Supposed comparison of Mobile HF Antennas in November QST
Tom Horne wrote:
OK Roy you lost me.
I'll confess that I'm one of those new no code guys that concentrated on
the answer pool for three months in order to get an Extra Class license.
What I'm trying to do now is relearn enough electronics to become a
competent communicator for EMCOM purposes. You see back when I was last
in radio your transmitter would keep you warm and provide enough light
to read the manual by. Now it is thirty years since my Novice license
expired and not only are the newer radios all solid state they do most
of their signal processing digitally.
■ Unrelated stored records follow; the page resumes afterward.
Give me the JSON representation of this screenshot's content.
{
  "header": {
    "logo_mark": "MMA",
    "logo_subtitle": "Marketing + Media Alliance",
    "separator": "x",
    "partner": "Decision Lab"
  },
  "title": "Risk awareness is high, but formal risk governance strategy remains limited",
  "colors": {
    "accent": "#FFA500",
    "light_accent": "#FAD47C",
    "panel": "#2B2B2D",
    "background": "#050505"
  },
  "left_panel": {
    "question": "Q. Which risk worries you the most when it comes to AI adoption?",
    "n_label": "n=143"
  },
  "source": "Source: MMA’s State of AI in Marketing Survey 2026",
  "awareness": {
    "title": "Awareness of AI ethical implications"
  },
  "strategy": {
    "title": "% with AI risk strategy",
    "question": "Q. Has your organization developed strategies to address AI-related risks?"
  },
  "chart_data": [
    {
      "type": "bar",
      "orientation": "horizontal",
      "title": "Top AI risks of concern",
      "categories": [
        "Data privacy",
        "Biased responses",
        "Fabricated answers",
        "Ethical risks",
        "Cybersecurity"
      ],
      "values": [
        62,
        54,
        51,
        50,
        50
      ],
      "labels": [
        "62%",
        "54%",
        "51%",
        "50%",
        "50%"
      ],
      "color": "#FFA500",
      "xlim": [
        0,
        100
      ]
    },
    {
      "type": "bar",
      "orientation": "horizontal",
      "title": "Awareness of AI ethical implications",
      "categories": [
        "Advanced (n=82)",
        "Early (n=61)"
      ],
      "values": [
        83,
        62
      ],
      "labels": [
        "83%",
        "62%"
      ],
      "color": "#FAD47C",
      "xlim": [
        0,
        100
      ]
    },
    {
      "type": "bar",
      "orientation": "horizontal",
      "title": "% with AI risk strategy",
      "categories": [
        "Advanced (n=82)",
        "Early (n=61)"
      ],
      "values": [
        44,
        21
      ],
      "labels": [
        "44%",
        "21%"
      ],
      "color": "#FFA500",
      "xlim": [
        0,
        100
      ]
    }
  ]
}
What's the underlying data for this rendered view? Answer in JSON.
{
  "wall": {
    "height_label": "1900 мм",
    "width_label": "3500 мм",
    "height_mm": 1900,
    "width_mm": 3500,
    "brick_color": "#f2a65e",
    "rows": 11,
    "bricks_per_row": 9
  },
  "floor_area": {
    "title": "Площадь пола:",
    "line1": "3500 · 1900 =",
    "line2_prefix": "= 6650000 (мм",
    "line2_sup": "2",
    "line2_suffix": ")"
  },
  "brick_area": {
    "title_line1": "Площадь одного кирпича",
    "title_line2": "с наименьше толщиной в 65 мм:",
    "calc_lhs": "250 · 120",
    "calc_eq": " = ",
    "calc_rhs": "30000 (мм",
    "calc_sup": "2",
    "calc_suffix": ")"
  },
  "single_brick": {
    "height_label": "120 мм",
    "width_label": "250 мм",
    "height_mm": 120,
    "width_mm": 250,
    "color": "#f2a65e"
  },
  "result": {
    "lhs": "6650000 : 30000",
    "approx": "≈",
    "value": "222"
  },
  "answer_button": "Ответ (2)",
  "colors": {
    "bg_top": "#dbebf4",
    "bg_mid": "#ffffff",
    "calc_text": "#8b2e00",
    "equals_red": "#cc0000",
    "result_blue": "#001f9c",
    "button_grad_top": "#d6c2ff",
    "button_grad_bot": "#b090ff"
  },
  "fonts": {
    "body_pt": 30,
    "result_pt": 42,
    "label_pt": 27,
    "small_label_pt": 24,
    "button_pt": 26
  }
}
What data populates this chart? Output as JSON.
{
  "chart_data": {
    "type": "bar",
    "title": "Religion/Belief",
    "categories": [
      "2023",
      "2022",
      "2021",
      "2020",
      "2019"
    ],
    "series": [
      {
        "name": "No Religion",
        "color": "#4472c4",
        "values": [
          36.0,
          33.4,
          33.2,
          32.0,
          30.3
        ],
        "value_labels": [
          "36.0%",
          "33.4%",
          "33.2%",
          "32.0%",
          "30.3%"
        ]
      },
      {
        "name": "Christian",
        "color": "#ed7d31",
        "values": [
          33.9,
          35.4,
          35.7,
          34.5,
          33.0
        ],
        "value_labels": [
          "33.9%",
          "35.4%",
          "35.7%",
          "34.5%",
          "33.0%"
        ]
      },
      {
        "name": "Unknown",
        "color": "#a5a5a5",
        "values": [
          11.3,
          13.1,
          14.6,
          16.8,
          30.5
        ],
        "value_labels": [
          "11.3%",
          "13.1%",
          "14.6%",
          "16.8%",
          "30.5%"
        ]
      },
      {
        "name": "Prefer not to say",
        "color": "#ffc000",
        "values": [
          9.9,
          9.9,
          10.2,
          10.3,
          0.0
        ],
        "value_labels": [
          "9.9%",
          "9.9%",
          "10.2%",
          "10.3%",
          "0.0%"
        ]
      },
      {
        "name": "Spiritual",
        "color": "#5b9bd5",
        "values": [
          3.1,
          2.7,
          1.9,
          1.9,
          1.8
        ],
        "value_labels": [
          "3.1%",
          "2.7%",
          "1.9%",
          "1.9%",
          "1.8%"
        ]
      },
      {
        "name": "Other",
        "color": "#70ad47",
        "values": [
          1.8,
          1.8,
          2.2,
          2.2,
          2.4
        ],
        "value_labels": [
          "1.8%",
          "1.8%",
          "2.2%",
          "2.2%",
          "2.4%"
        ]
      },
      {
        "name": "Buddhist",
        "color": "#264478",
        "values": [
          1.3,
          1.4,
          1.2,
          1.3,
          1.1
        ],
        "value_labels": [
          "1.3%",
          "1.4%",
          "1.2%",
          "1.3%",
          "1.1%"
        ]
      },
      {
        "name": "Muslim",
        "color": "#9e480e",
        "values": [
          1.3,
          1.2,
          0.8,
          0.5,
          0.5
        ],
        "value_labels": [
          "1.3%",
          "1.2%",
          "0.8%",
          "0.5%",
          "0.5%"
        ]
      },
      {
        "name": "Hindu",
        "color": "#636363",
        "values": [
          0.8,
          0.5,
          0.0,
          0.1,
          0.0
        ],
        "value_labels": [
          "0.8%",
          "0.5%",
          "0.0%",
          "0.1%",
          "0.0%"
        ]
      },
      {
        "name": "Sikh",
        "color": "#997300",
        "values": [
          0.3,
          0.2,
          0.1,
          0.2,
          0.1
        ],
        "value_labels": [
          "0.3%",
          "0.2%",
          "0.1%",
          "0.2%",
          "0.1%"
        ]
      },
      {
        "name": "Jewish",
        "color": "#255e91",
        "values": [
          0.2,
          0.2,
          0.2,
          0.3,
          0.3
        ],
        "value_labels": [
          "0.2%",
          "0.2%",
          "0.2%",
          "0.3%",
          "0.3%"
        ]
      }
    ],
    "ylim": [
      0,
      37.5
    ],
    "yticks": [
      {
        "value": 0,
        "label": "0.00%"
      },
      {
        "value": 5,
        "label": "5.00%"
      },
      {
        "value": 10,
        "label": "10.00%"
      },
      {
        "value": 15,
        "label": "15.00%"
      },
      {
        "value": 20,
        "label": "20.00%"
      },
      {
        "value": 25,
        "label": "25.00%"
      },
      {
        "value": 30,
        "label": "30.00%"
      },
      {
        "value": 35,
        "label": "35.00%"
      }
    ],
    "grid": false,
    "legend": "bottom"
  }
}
By my point of view that only
makes me as yet not fully trained rather than the devils personal
representative in amateur radio.
Fortunately, antennas still operate the same way they did back when
rectifiers glowed blue. In fact, the same as they did when you had to
poke a catwhisker around your rectifier.
Are you being serious when you say that much of the difference in the
mobile rigs performance may be the vehicle on which it and therefore
it's antenna are mounted?
Yes.
IS the body of my half ton cargo van doing a
substantial amount of the job of radiating my signal?
Yes.
If I mounted the
same antenna with the same mount on my Saturn should I see a difference
on a field strength meter that is the same distance to the centimeter
from the antenna over the same parking lot with the antenna over exactly
the same spot?
Yes.
Declaring a vehicle to be "ground" doesn't give it magic properties.
It's a conductor, just like the antenna. Exactly the same current that
flows upward on your antenna flows downward along your vehicle. The
vehicle and "antenna" comprise an asymmetrical dipole, and neither half
is inherently more or less important than the other.